Um tema instigante que Lopes e Lobato tratam neste livro diz respeito ao fenômeno da bruxaria que durou do século XV até a primeira metade do século XVIII. Ao analisarem a bruxaria os autores arrolaram uma série de práticas das autoridades eclesiásticas e leigas de repressão e controle das bruxas. Por exemplo, o crime da lesa majestade, curandeirismo e outras práticas de bruxarias geralmente eram motivos de condenação à fogueira. Os sabás, as magias e outros rituais coletivos, praticados na calada da noite, eram execrados pela Igreja e pelos Tribunais. Os autores lembram, porem, que a caça às bruxas deve ser compreendida no contexto do Antigo Regime, uma época de violenta repressão política e social.

O curioso é que geralmente as mulheres é que estavam à frente das práticas de magias, misticismos e bruxarias. Mas o Estado Absolutista não descuidou de tais práticas e logo inventou uma série de leis repressivas para combater toda forma de bruxaria. Enfim, cabia ao Estado e à Igreja a manutenção da ordem e do controle social através de seus aparelhos repressivos.

Na última parte do livro, Lopes e Lobato estudam as seitas e os fanatismos religiosos do século XIX e XX. São grupos radicais com regras e códigos de tipo militar voltados para a prática da violência, caracterizados por intolerância e racismo. Tais grupos surgiram após as reformas protestantes na Inglaterra, Irlanda do Norte, França e também nos EUA. No século XX muitos desses movimentos tornaram-se fundamentalistas, notadamente os de origem protestante. O fundamentalismo como corrente religiosa surgiu também na África, em países como Nigéria, Argélia e Egito. No Oriente Médio, grupos fundamentalistas foram organizados com base na religião muçulmana e em países como o Líbano, Palestina, Irã, Iraque, Arábia Saudita, Paquistão e Afeganistão.

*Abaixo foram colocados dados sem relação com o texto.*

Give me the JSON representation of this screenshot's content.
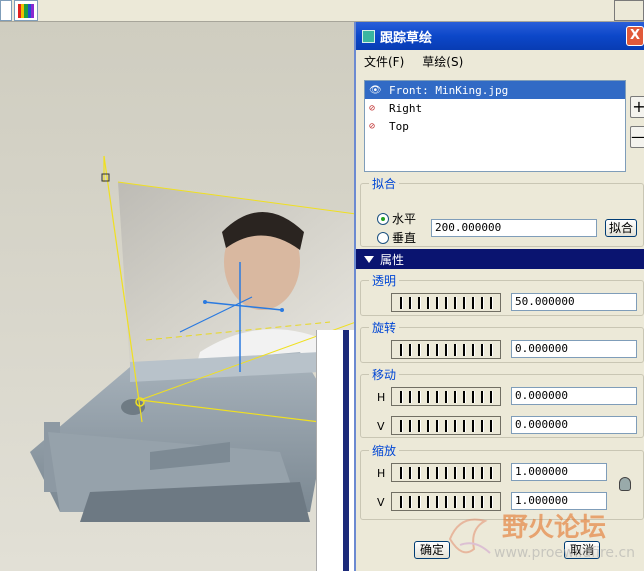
{
  "dialog": {
    "title": "跟踪草绘",
    "close_label": "X",
    "menu": [
      {
        "label": "文件(F)"
      },
      {
        "label": "草绘(S)"
      }
    ],
    "images": [
      {
        "label": "Front: MinKing.jpg",
        "selected": true
      },
      {
        "label": "Right",
        "selected": false
      },
      {
        "label": "Top",
        "selected": false
      }
    ],
    "add_label": "+",
    "remove_label": "—",
    "fit": {
      "legend": "拟合",
      "horizontal_label": "水平",
      "vertical_label": "垂直",
      "selected": "horizontal",
      "value": "200.000000",
      "fit_button": "拟合"
    },
    "properties": {
      "header": "属性",
      "transparency": {
        "legend": "透明",
        "value": "50.000000"
      },
      "rotation": {
        "legend": "旋转",
        "value": "0.000000"
      },
      "move": {
        "legend": "移动",
        "h_label": "H",
        "h_value": "0.000000",
        "v_label": "V",
        "v_value": "0.000000"
      },
      "scale": {
        "legend": "缩放",
        "h_label": "H",
        "h_value": "1.000000",
        "v_label": "V",
        "v_value": "1.000000"
      }
    },
    "ok_label": "确定",
    "cancel_label": "取消"
  },
  "watermark": {
    "title": "野火论坛",
    "url": "www.proewildfire.cn"
  },
  "colors": {
    "titlebar": "#0c47c9",
    "selection": "#316ac5",
    "props_header": "#0a1470",
    "legend": "#0046d5"
  }
}
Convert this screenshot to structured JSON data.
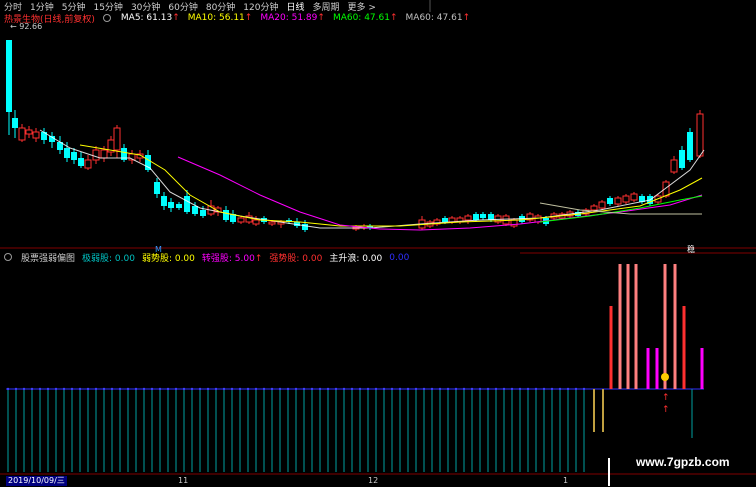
{
  "toolbar": {
    "items": [
      "分时",
      "1分钟",
      "5分钟",
      "15分钟",
      "30分钟",
      "60分钟",
      "80分钟",
      "120分钟",
      "日线",
      "多周期",
      "更多 >"
    ],
    "active_index": 8
  },
  "stock": {
    "name": "热景生物(日线,前复权)",
    "ma": [
      {
        "label": "MA5: 61.13",
        "arrow": "↑",
        "color": "#ffffff"
      },
      {
        "label": "MA10: 56.11",
        "arrow": "↑",
        "color": "#ffff00"
      },
      {
        "label": "MA20: 51.89",
        "arrow": "↑",
        "color": "#ff00ff"
      },
      {
        "label": "MA60: 47.61",
        "arrow": "↑",
        "color": "#00ff00"
      },
      {
        "label": "MA60: 47.61",
        "arrow": "↑",
        "color": "#c0c0c0"
      }
    ],
    "peak_price": "92.66"
  },
  "indicator": {
    "title": "股票强弱偏图",
    "items": [
      {
        "label": "极弱股: 0.00",
        "color": "#00c0c0"
      },
      {
        "label": "弱势股: 0.00",
        "color": "#ffff00"
      },
      {
        "label": "转强股: 5.00",
        "arrow": "↑",
        "color": "#ff00ff"
      },
      {
        "label": "强势股: 0.00",
        "color": "#ff3030"
      },
      {
        "label": "主升浪: 0.00",
        "color": "#ffffff"
      },
      {
        "label": "0.00",
        "color": "#3030ff"
      }
    ]
  },
  "axis": {
    "date_label": "2019/10/09/三",
    "ticks": [
      "11",
      "12",
      "1"
    ],
    "markers": [
      "M",
      "稳"
    ]
  },
  "watermark": "www.7gpzb.com",
  "colors": {
    "up": "#ff3030",
    "down": "#00ffff",
    "ma5": "#ffffff",
    "ma10": "#ffff00",
    "ma20": "#ff00ff",
    "ma60": "#00ff00"
  }
}
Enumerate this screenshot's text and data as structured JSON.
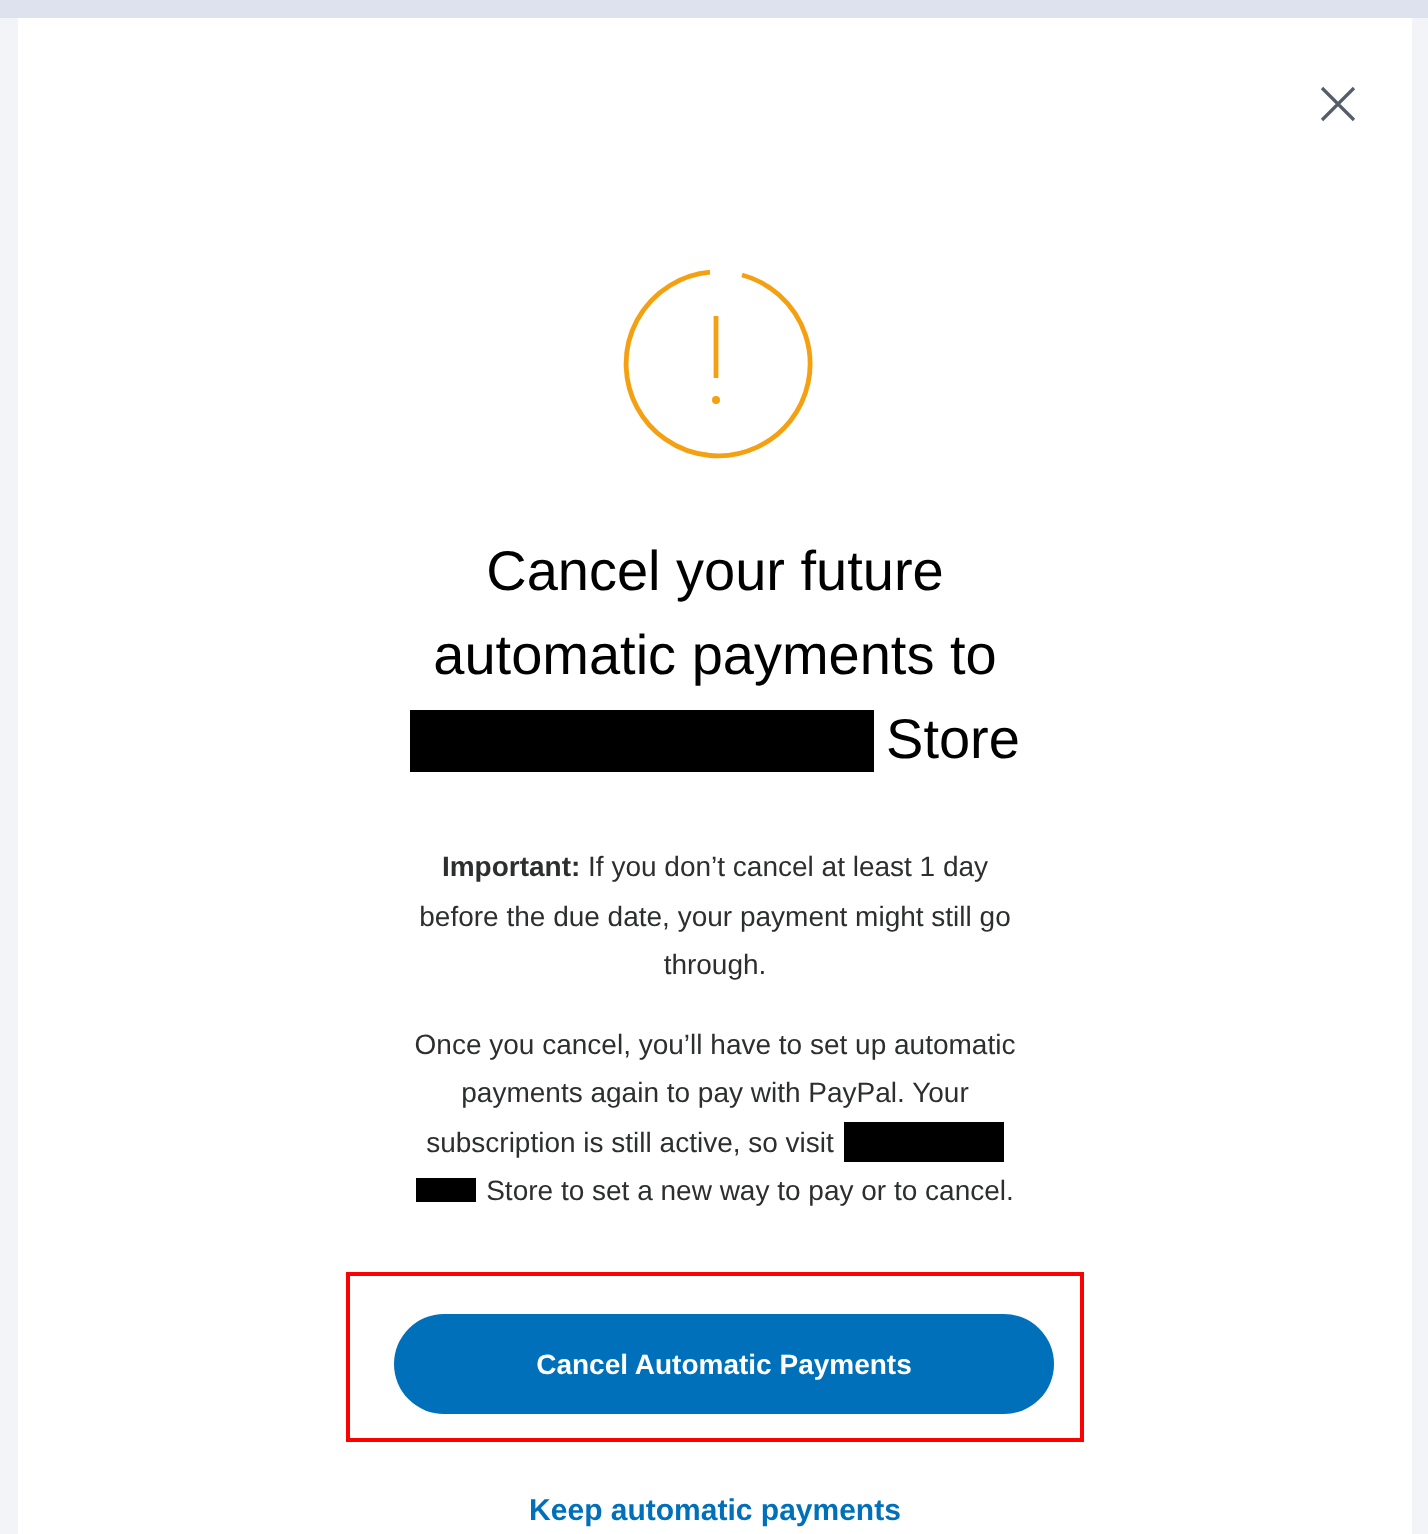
{
  "dialog": {
    "title_lines": [
      "Cancel your future",
      "automatic payments to"
    ],
    "title_end": "Store",
    "notice": "**Important:** If you don’t cancel at least 1 day before the due date, your payment might still go through.",
    "info_lines": [
      "Once you cancel, you’ll have to set up automatic",
      "payments again to pay with PayPal. Your",
      "subscription is still active, so visit"
    ],
    "info_end": "Store to set a new way to pay or to cancel.",
    "primary_button": {
      "label": "Cancel Automatic Payments",
      "highlighted": true
    },
    "link": "Keep automatic payments"
  }
}
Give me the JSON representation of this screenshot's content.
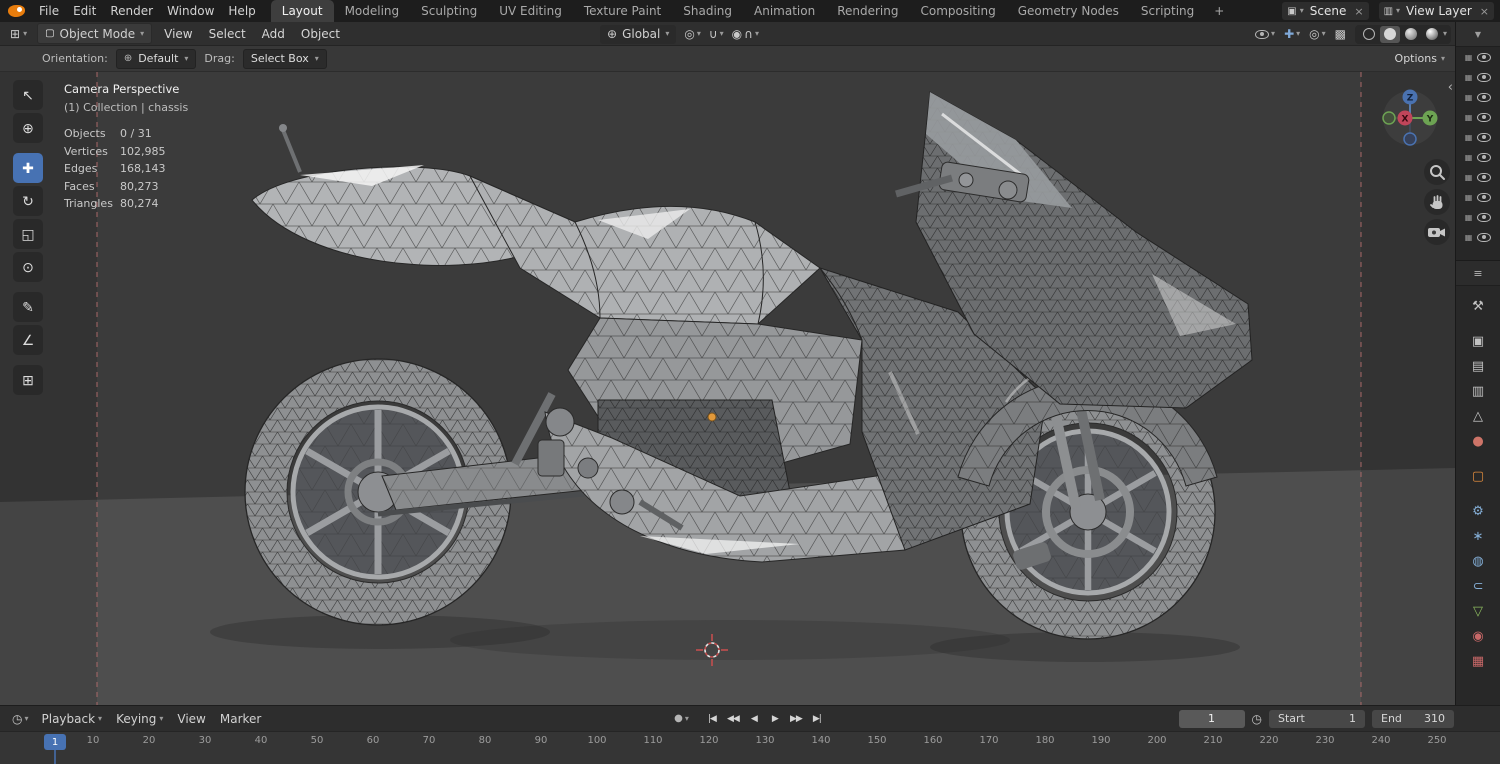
{
  "ui": {
    "caret": "▾",
    "close": "×",
    "collapse": "‹"
  },
  "topbar": {
    "app_menus": [
      "File",
      "Edit",
      "Render",
      "Window",
      "Help"
    ],
    "workspaces": [
      {
        "label": "Layout",
        "active": true
      },
      {
        "label": "Modeling"
      },
      {
        "label": "Sculpting"
      },
      {
        "label": "UV Editing"
      },
      {
        "label": "Texture Paint"
      },
      {
        "label": "Shading"
      },
      {
        "label": "Animation"
      },
      {
        "label": "Rendering"
      },
      {
        "label": "Compositing"
      },
      {
        "label": "Geometry Nodes"
      },
      {
        "label": "Scripting"
      }
    ],
    "add_workspace_label": "+",
    "scene_icon_glyph": "▣",
    "scene_name": "Scene",
    "view_layer_icon_glyph": "▥",
    "view_layer_name": "View Layer"
  },
  "header": {
    "editor_icon_glyph": "⊞",
    "mode_icon_glyph": "▢",
    "mode_label": "Object Mode",
    "menus": [
      "View",
      "Select",
      "Add",
      "Object"
    ],
    "transform": {
      "orientation_icon_glyph": "⊕",
      "orientation_label": "Global",
      "pivot_icon_glyph": "◎",
      "snap_icon_glyph": "∪",
      "proportional_icon_glyph": "◉",
      "falloff_icon_glyph": "∩"
    },
    "right": {
      "gizmo_icon_glyph": "✚",
      "overlays_icon_glyph": "◎",
      "xray_icon_glyph": "▩",
      "active_shading": "solid"
    }
  },
  "tool_settings": {
    "orientation_label": "Orientation:",
    "orientation_icon_glyph": "⊕",
    "orientation_value": "Default",
    "drag_label": "Drag:",
    "drag_value": "Select Box",
    "options_label": "Options"
  },
  "toolbar": {
    "tools": [
      {
        "name": "select-box",
        "glyph": "↖"
      },
      {
        "name": "cursor",
        "glyph": "⊕"
      },
      {
        "name": "move",
        "glyph": "✚",
        "active": true,
        "group": true
      },
      {
        "name": "rotate",
        "glyph": "↻"
      },
      {
        "name": "scale",
        "glyph": "◱"
      },
      {
        "name": "transform",
        "glyph": "⊙"
      },
      {
        "name": "annotate",
        "glyph": "✎",
        "group": true
      },
      {
        "name": "measure",
        "glyph": "∠"
      },
      {
        "name": "add-cube",
        "glyph": "⊞",
        "group": true
      }
    ]
  },
  "viewport": {
    "view_title": "Camera Perspective",
    "collection_info": "(1) Collection | chassis",
    "stats": [
      {
        "label": "Objects",
        "value": "0 / 31"
      },
      {
        "label": "Vertices",
        "value": "102,985"
      },
      {
        "label": "Edges",
        "value": "168,143"
      },
      {
        "label": "Faces",
        "value": "80,273"
      },
      {
        "label": "Triangles",
        "value": "80,274"
      }
    ],
    "gizmo_axes": {
      "x": "X",
      "y": "Y",
      "z": "Z"
    }
  },
  "outliner": {
    "filter_icon_glyph": "▼",
    "rows": [
      {
        "icon_glyph": "▦"
      },
      {
        "icon_glyph": "▦"
      },
      {
        "icon_glyph": "▦"
      },
      {
        "icon_glyph": "▦"
      },
      {
        "icon_glyph": "▦"
      },
      {
        "icon_glyph": "▦"
      },
      {
        "icon_glyph": "▦"
      },
      {
        "icon_glyph": "▦"
      },
      {
        "icon_glyph": "▦"
      },
      {
        "icon_glyph": "▦"
      }
    ]
  },
  "properties": {
    "editor_icon_glyph": "≡",
    "tabs": [
      {
        "name": "tool",
        "glyph": "⚒",
        "color": "#c2c2c2"
      },
      {
        "name": "render",
        "glyph": "▣",
        "color": "#c2c2c2",
        "group": true
      },
      {
        "name": "output",
        "glyph": "▤",
        "color": "#c2c2c2"
      },
      {
        "name": "view-layer",
        "glyph": "▥",
        "color": "#c2c2c2"
      },
      {
        "name": "scene",
        "glyph": "△",
        "color": "#c2c2c2"
      },
      {
        "name": "world",
        "glyph": "●",
        "color": "#cd7468"
      },
      {
        "name": "object",
        "glyph": "▢",
        "color": "#dd8a3d",
        "group": true
      },
      {
        "name": "modifiers",
        "glyph": "⚙",
        "color": "#84aed6",
        "group": true
      },
      {
        "name": "particles",
        "glyph": "∗",
        "color": "#84aed6"
      },
      {
        "name": "physics",
        "glyph": "◍",
        "color": "#84aed6"
      },
      {
        "name": "constraints",
        "glyph": "⊂",
        "color": "#84aed6"
      },
      {
        "name": "object-data",
        "glyph": "▽",
        "color": "#8cba5f"
      },
      {
        "name": "material",
        "glyph": "◉",
        "color": "#c96868"
      },
      {
        "name": "texture",
        "glyph": "▦",
        "color": "#c96868"
      }
    ]
  },
  "timeline": {
    "editor_icon_glyph": "◷",
    "menus": [
      {
        "label": "Playback",
        "caret_glyph": "▾"
      },
      {
        "label": "Keying",
        "caret_glyph": "▾"
      },
      {
        "label": "View"
      },
      {
        "label": "Marker"
      }
    ],
    "autokey_glyph": "●",
    "transport": [
      {
        "name": "jump-to-start",
        "glyph": "|◀"
      },
      {
        "name": "previous-keyframe",
        "glyph": "◀◀"
      },
      {
        "name": "play-reverse",
        "glyph": "◀"
      },
      {
        "name": "play",
        "glyph": "▶"
      },
      {
        "name": "next-keyframe",
        "glyph": "▶▶"
      },
      {
        "name": "jump-to-end",
        "glyph": "▶|"
      }
    ],
    "current_frame": "1",
    "clock_icon_glyph": "◷",
    "start_label": "Start",
    "start_value": "1",
    "end_label": "End",
    "end_value": "310",
    "playhead_frame": "1",
    "ruler_ticks": [
      "10",
      "20",
      "30",
      "40",
      "50",
      "60",
      "70",
      "80",
      "90",
      "100",
      "110",
      "120",
      "130",
      "140",
      "150",
      "160",
      "170",
      "180",
      "190",
      "200",
      "210",
      "220",
      "230",
      "240",
      "250"
    ]
  }
}
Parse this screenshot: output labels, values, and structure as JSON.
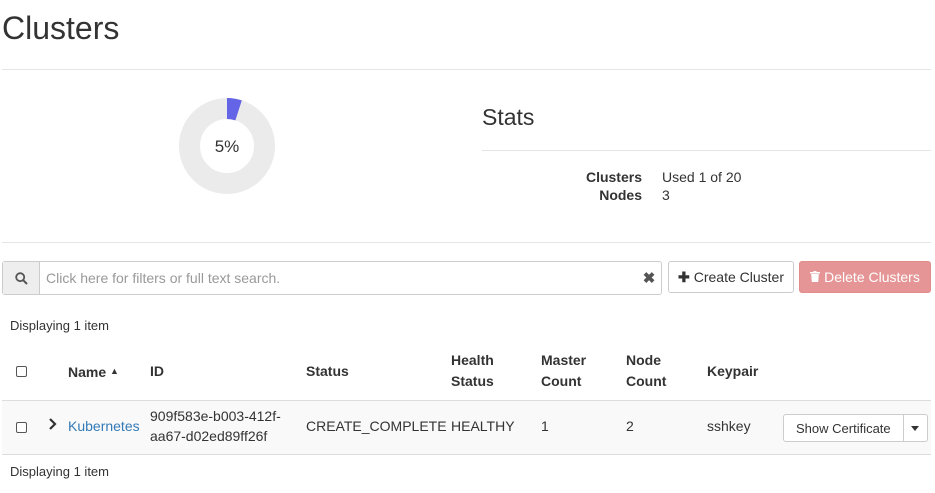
{
  "page": {
    "title": "Clusters"
  },
  "quota": {
    "percent_label": "5%",
    "used_fraction": 0.05,
    "used_color": "#6464e6",
    "track_color": "#ebebeb"
  },
  "stats": {
    "title": "Stats",
    "rows": [
      {
        "label": "Clusters",
        "value": "Used 1 of 20"
      },
      {
        "label": "Nodes",
        "value": "3"
      }
    ]
  },
  "toolbar": {
    "search_placeholder": "Click here for filters or full text search.",
    "search_icon": "search-icon",
    "clear_icon": "times-icon",
    "create_label": "Create Cluster",
    "delete_label": "Delete Clusters"
  },
  "table": {
    "displaying_top": "Displaying 1 item",
    "displaying_bottom": "Displaying 1 item",
    "headers": {
      "name": "Name",
      "id": "ID",
      "status": "Status",
      "health_status_1": "Health",
      "health_status_2": "Status",
      "master_count_1": "Master",
      "master_count_2": "Count",
      "node_count_1": "Node",
      "node_count_2": "Count",
      "keypair": "Keypair"
    },
    "rows": [
      {
        "name": "Kubernetes",
        "id_line1": "909f583e-b003-412f-",
        "id_line2": "aa67-d02ed89ff26f",
        "status": "CREATE_COMPLETE",
        "health_status": "HEALTHY",
        "master_count": "1",
        "node_count": "2",
        "keypair": "sshkey",
        "action_label": "Show Certificate"
      }
    ]
  },
  "colors": {
    "link": "#337ab7",
    "danger": "#e59595"
  }
}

Alguns grupos radicais religiosos fundamentalistas vão assumindo cada vez mais uma postura fanática e terroristas como são os grupos Al Qaeda, Jilhad islâmica, Hezbollah e os Sikhis na Índia.

Finalmente, os autores interrogam sobre o futuro do fanatismo. Haveria algum futuro? Será o fim do fanatismo religioso nos próximos vinte anos? Na visão de Lopes e Lobato nada indica alteração nas práticas dos grupos e dos movimentos fanáticos no mundo hoje globalizado. Os conflitos étnicos, raciais e migratórios estão potencializados pela globalização – concluem os autores – e, por certo, continuarão produzindo atos de violência e de intolerância. Triste conjuntura emergente neste início de século.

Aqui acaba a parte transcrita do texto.